Pakistan has registered 928,588 confirmed cases and 21,105 deaths in the pandemic.


COPENHAGEN, Denmark — Denmark will donate 358,700 unused vaccine doses to Kenya, saying the batch of Astra Zeneca that expires July 31 should be delivered as soon as possible.

It is part of the 3 million doses that Denmark has earmarked for donation this year.

“No one is safe until everyone is safe,” Denmark’s Foreign Aid Minister Flemming Moeller Mortensen said in a statement. “Kenya is in a difficult situation as they have received far fewer vaccines than they should have had.”

The donation will be shipped via the U.N. children’s agency UNICEF.

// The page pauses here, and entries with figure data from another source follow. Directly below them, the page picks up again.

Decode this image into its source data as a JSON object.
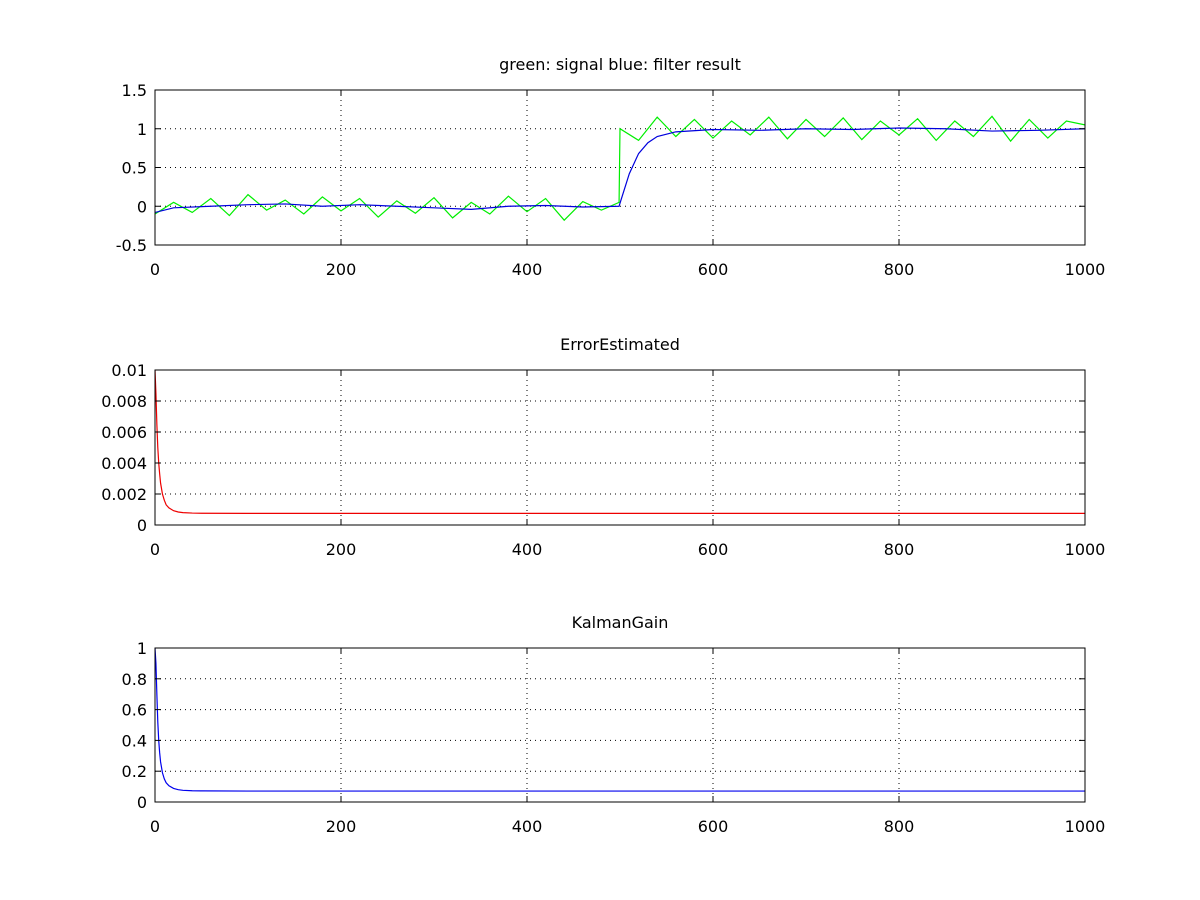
{
  "chart_data": [
    {
      "type": "line",
      "title": "green: signal  blue: filter result",
      "xlim": [
        0,
        1000
      ],
      "ylim": [
        -0.5,
        1.5
      ],
      "xticks": [
        0,
        200,
        400,
        600,
        800,
        1000
      ],
      "xtick_labels": [
        "0",
        "200",
        "400",
        "600",
        "800",
        "1000"
      ],
      "yticks": [
        -0.5,
        0,
        0.5,
        1,
        1.5
      ],
      "ytick_labels": [
        "-0.5",
        "0",
        "0.5",
        "1",
        "1.5"
      ],
      "grid": true,
      "series": [
        {
          "color": "#00ee00",
          "x": [
            0,
            20,
            40,
            60,
            80,
            100,
            120,
            140,
            160,
            180,
            200,
            220,
            240,
            260,
            280,
            300,
            320,
            340,
            360,
            380,
            400,
            420,
            440,
            460,
            480,
            499,
            500,
            520,
            540,
            560,
            580,
            600,
            620,
            640,
            660,
            680,
            700,
            720,
            740,
            760,
            780,
            800,
            820,
            840,
            860,
            880,
            900,
            920,
            940,
            960,
            980,
            1000
          ],
          "values": [
            -0.1,
            0.05,
            -0.08,
            0.1,
            -0.12,
            0.15,
            -0.05,
            0.08,
            -0.1,
            0.12,
            -0.06,
            0.1,
            -0.14,
            0.07,
            -0.09,
            0.11,
            -0.15,
            0.05,
            -0.1,
            0.13,
            -0.07,
            0.1,
            -0.18,
            0.06,
            -0.05,
            0.05,
            1.0,
            0.85,
            1.15,
            0.9,
            1.12,
            0.88,
            1.1,
            0.92,
            1.15,
            0.87,
            1.12,
            0.9,
            1.14,
            0.86,
            1.1,
            0.92,
            1.13,
            0.85,
            1.1,
            0.9,
            1.16,
            0.84,
            1.12,
            0.88,
            1.1,
            1.05
          ]
        },
        {
          "color": "#0000dd",
          "x": [
            0,
            20,
            60,
            100,
            140,
            180,
            220,
            260,
            300,
            340,
            380,
            420,
            460,
            499,
            500,
            510,
            520,
            530,
            540,
            560,
            600,
            650,
            700,
            750,
            800,
            850,
            900,
            950,
            1000
          ],
          "values": [
            -0.08,
            -0.02,
            0.0,
            0.02,
            0.03,
            0.0,
            0.02,
            0.0,
            -0.02,
            -0.04,
            0.0,
            0.01,
            -0.01,
            0.0,
            0.04,
            0.42,
            0.68,
            0.82,
            0.9,
            0.96,
            0.99,
            0.98,
            1.0,
            0.99,
            1.01,
            1.0,
            0.97,
            0.98,
            1.0
          ]
        }
      ]
    },
    {
      "type": "line",
      "title": "ErrorEstimated",
      "xlim": [
        0,
        1000
      ],
      "ylim": [
        0,
        0.01
      ],
      "xticks": [
        0,
        200,
        400,
        600,
        800,
        1000
      ],
      "xtick_labels": [
        "0",
        "200",
        "400",
        "600",
        "800",
        "1000"
      ],
      "yticks": [
        0,
        0.002,
        0.004,
        0.006,
        0.008,
        0.01
      ],
      "ytick_labels": [
        "0",
        "0.002",
        "0.004",
        "0.006",
        "0.008",
        "0.01"
      ],
      "grid": true,
      "series": [
        {
          "color": "#ee0000",
          "x": [
            0,
            1,
            2,
            3,
            4,
            5,
            6,
            8,
            10,
            12,
            15,
            20,
            25,
            30,
            40,
            50,
            100,
            1000
          ],
          "values": [
            0.01,
            0.0085,
            0.0065,
            0.005,
            0.004,
            0.0033,
            0.0027,
            0.002,
            0.0016,
            0.0013,
            0.0011,
            0.00092,
            0.00084,
            0.0008,
            0.00077,
            0.00076,
            0.00075,
            0.00075
          ]
        }
      ]
    },
    {
      "type": "line",
      "title": "KalmanGain",
      "xlim": [
        0,
        1000
      ],
      "ylim": [
        0,
        1
      ],
      "xticks": [
        0,
        200,
        400,
        600,
        800,
        1000
      ],
      "xtick_labels": [
        "0",
        "200",
        "400",
        "600",
        "800",
        "1000"
      ],
      "yticks": [
        0,
        0.2,
        0.4,
        0.6,
        0.8,
        1
      ],
      "ytick_labels": [
        "0",
        "0.2",
        "0.4",
        "0.6",
        "0.8",
        "1"
      ],
      "grid": true,
      "series": [
        {
          "color": "#0000ee",
          "x": [
            0,
            1,
            2,
            3,
            4,
            5,
            6,
            8,
            10,
            12,
            15,
            20,
            25,
            30,
            40,
            50,
            100,
            1000
          ],
          "values": [
            1.0,
            0.9,
            0.7,
            0.52,
            0.4,
            0.32,
            0.26,
            0.19,
            0.15,
            0.125,
            0.105,
            0.088,
            0.08,
            0.076,
            0.073,
            0.072,
            0.071,
            0.071
          ]
        }
      ]
    }
  ]
}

In March, Denmark became the first country in Europe to remove the AstraZeneca jabs from its vaccination program over a potential link to a rare but serious form of blood clot.

Norway followed Denmark, and many countries in Europe and elsewhere followed suit. They later resumed using the shot after the European Medicines Agency said that it was safe but with some restricting it to certain age groups, mostly those above age 50 or 60.


BERLIN — A high-rise building housing students in the German city of Dresden has been put under quarantine after a resident who had returned from India died.

The city says mandatory coronavirus tests will be carried out on all residents Friday and they will remain under quarantine until Tuesday, by when test results and sequencing should be complete. It didn’t specify how many people are affected.

A statement said the young man who died after contracting COVID-19 had no known previous conditions and his condition deteriorated rapidly, leading authorities to suspect that he was infected with the delta variant, first discovered in India. It has yet to make a major impact in Germany, where the alpha variant first identified in Britain is dominant.